Graph-Based Attention View

  • Lines with varying thickness connect source words with translation words.
  • The thicker the line, the more important the attached source word was for translating the word in the translation.
  • If there is no line from a source word to any word in the translation, this might suggest that the word was not properly translated.
  • During interaction with the Beam Search View, the Attention View highlights the relevant source words to aid in correcting a translation.
  • You can also hover over words in the source sentence and translation, which highlights all related words in the respective other language.

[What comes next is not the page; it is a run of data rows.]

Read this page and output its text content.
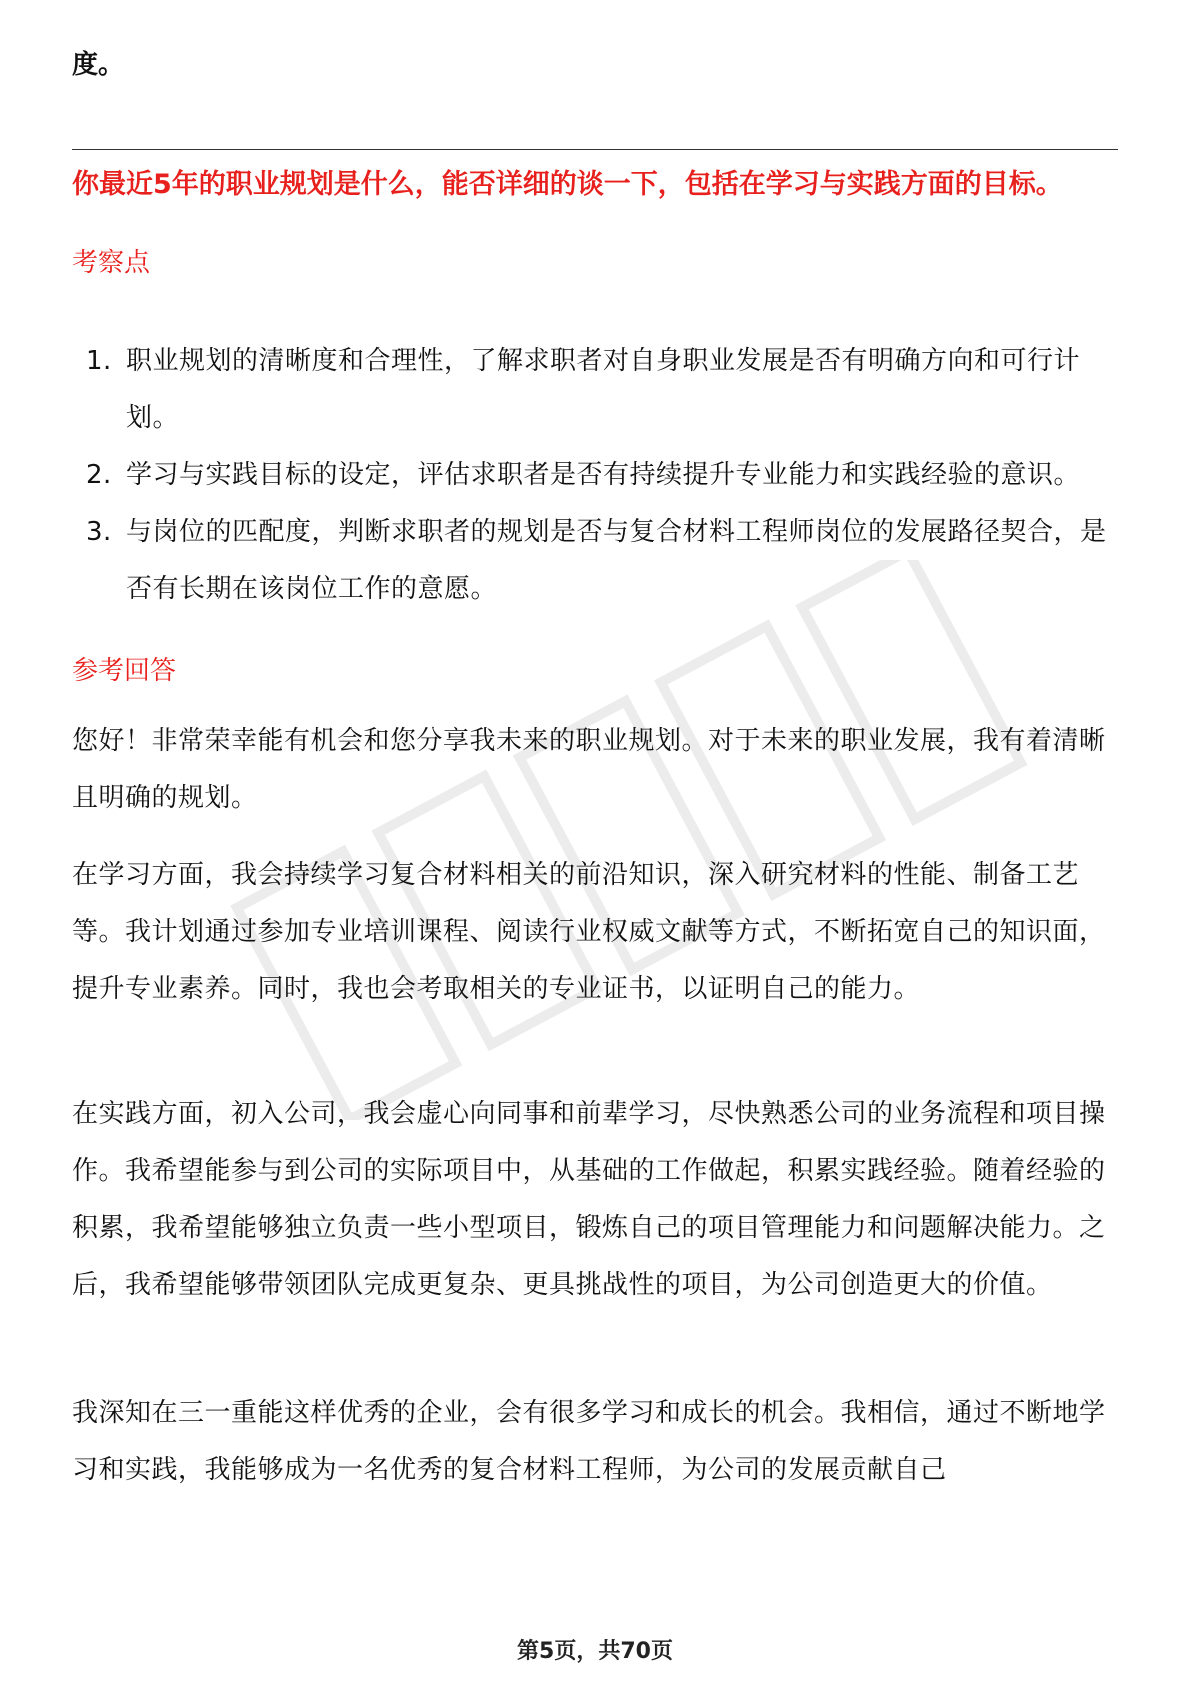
度。
你最近5年的职业规划是什么，能否详细的谈一下，包括在学习与实践方面的目标。
考察点
1. 职业规划的清晰度和合理性，了解求职者对自身职业发展是否有明确方向和可行计划。
2. 学习与实践目标的设定，评估求职者是否有持续提升专业能力和实践经验的意识。
3. 与岗位的匹配度，判断求职者的规划是否与复合材料工程师岗位的发展路径契合，是否有长期在该岗位工作的意愿。
参考回答

您好！非常荣幸能有机会和您分享我未来的职业规划。对于未来的职业发展，我有着清晰且明确的规划。

在学习方面，我会持续学习复合材料相关的前沿知识，深入研究材料的性能、制备工艺等。我计划通过参加专业培训课程、阅读行业权威文献等方式，不断拓宽自己的知识面，提升专业素养。同时，我也会考取相关的专业证书，以证明自己的能力。

在实践方面，初入公司，我会虚心向同事和前辈学习，尽快熟悉公司的业务流程和项目操作。我希望能参与到公司的实际项目中，从基础的工作做起，积累实践经验。随着经验的积累，我希望能够独立负责一些小型项目，锻炼自己的项目管理能力和问题解决能力。之后，我希望能够带领团队完成更复杂、更具挑战性的项目，为公司创造更大的价值。

我深知在三一重能这样优秀的企业，会有很多学习和成长的机会。我相信，通过不断地学习和实践，我能够成为一名优秀的复合材料工程师，为公司的发展贡献自己

第5页，共70页
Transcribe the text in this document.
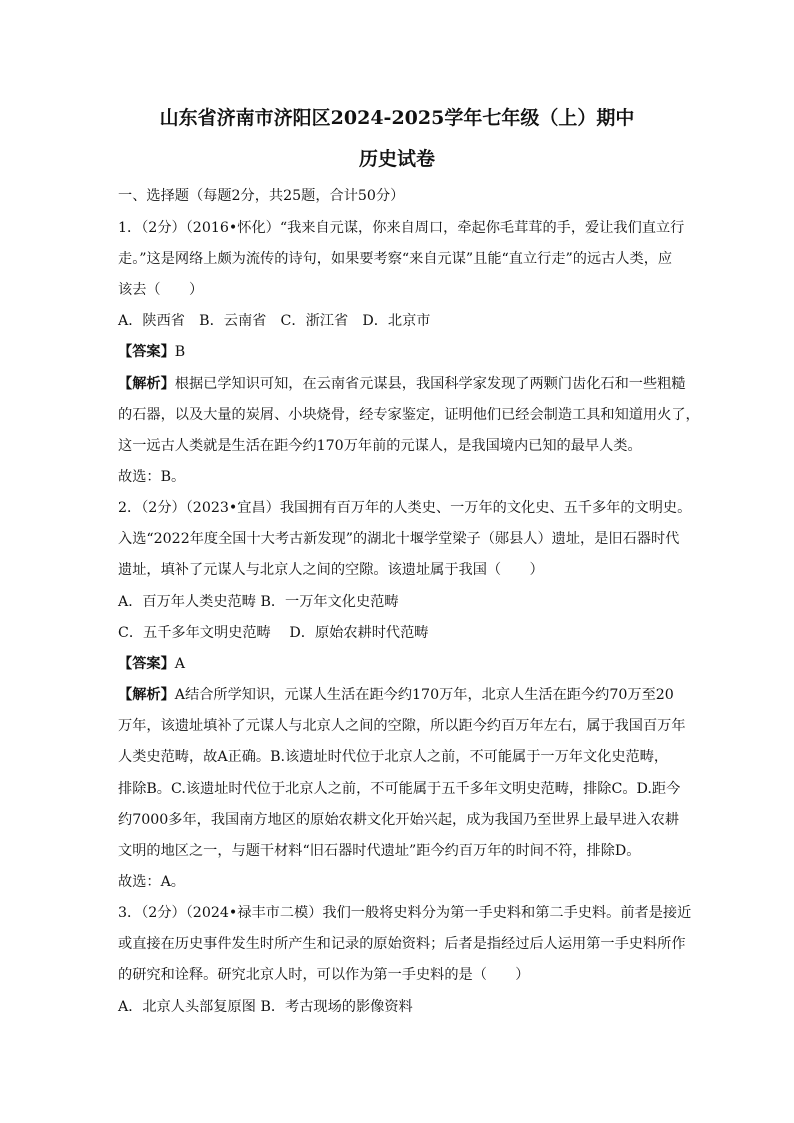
山东省济南市济阳区2024-2025学年七年级（上）期中
历史试卷
一、选择题（每题2分，共25题，合计50分）
1．（2分）（2016•怀化）“我来自元谋，你来自周口，牵起你毛茸茸的手，爱让我们直立行
走。”这是网络上颇为流传的诗句，如果要考察“来自元谋”且能“直立行走”的远古人类，应
该去（　　）
A．陕西省　B．云南省　C．浙江省　D．北京市
【答案】B
【解析】根据已学知识可知，在云南省元谋县，我国科学家发现了两颗门齿化石和一些粗糙
的石器，以及大量的炭屑、小块烧骨，经专家鉴定，证明他们已经会制造工具和知道用火了，
这一远古人类就是生活在距今约170万年前的元谋人，是我国境内已知的最早人类。
故选：B。
2．（2分）（2023•宜昌）我国拥有百万年的人类史、一万年的文化史、五千多年的文明史。
入选“2022年度全国十大考古新发现”的湖北十堰学堂梁子（郧县人）遗址，是旧石器时代
遗址，填补了元谋人与北京人之间的空隙。该遗址属于我国（　　）
A．百万年人类史范畴 B．一万年文化史范畴
C．五千多年文明史范畴　 D．原始农耕时代范畴
【答案】A
【解析】A结合所学知识，元谋人生活在距今约170万年，北京人生活在距今约70万至20
万年，该遗址填补了元谋人与北京人之间的空隙，所以距今约百万年左右，属于我国百万年
人类史范畴，故A正确。B.该遗址时代位于北京人之前，不可能属于一万年文化史范畴，
排除B。C.该遗址时代位于北京人之前，不可能属于五千多年文明史范畴，排除C。D.距今
约7000多年，我国南方地区的原始农耕文化开始兴起，成为我国乃至世界上最早进入农耕
文明的地区之一，与题干材料“旧石器时代遗址”距今约百万年的时间不符，排除D。
故选：A。
3．（2分）（2024•禄丰市二模）我们一般将史料分为第一手史料和第二手史料。前者是接近
或直接在历史事件发生时所产生和记录的原始资料；后者是指经过后人运用第一手史料所作
的研究和诠释。研究北京人时，可以作为第一手史料的是（　　）
A．北京人头部复原图 B．考古现场的影像资料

Matrix-Based Attention View

  • Cells represent the connection between source words and translation words.
  • The more saturated the color is, the more important the attached source word was for translating the word in the translation.
  • During interaction with the Beam Search View, the Attention View shows attention values up to the current source words to aid in correcting a translation.
  • You can also hover over words in the source sentence and translation, which highlights all related words in the respective other language.
  • You can also hover over cells and related words in both languages are highlighted.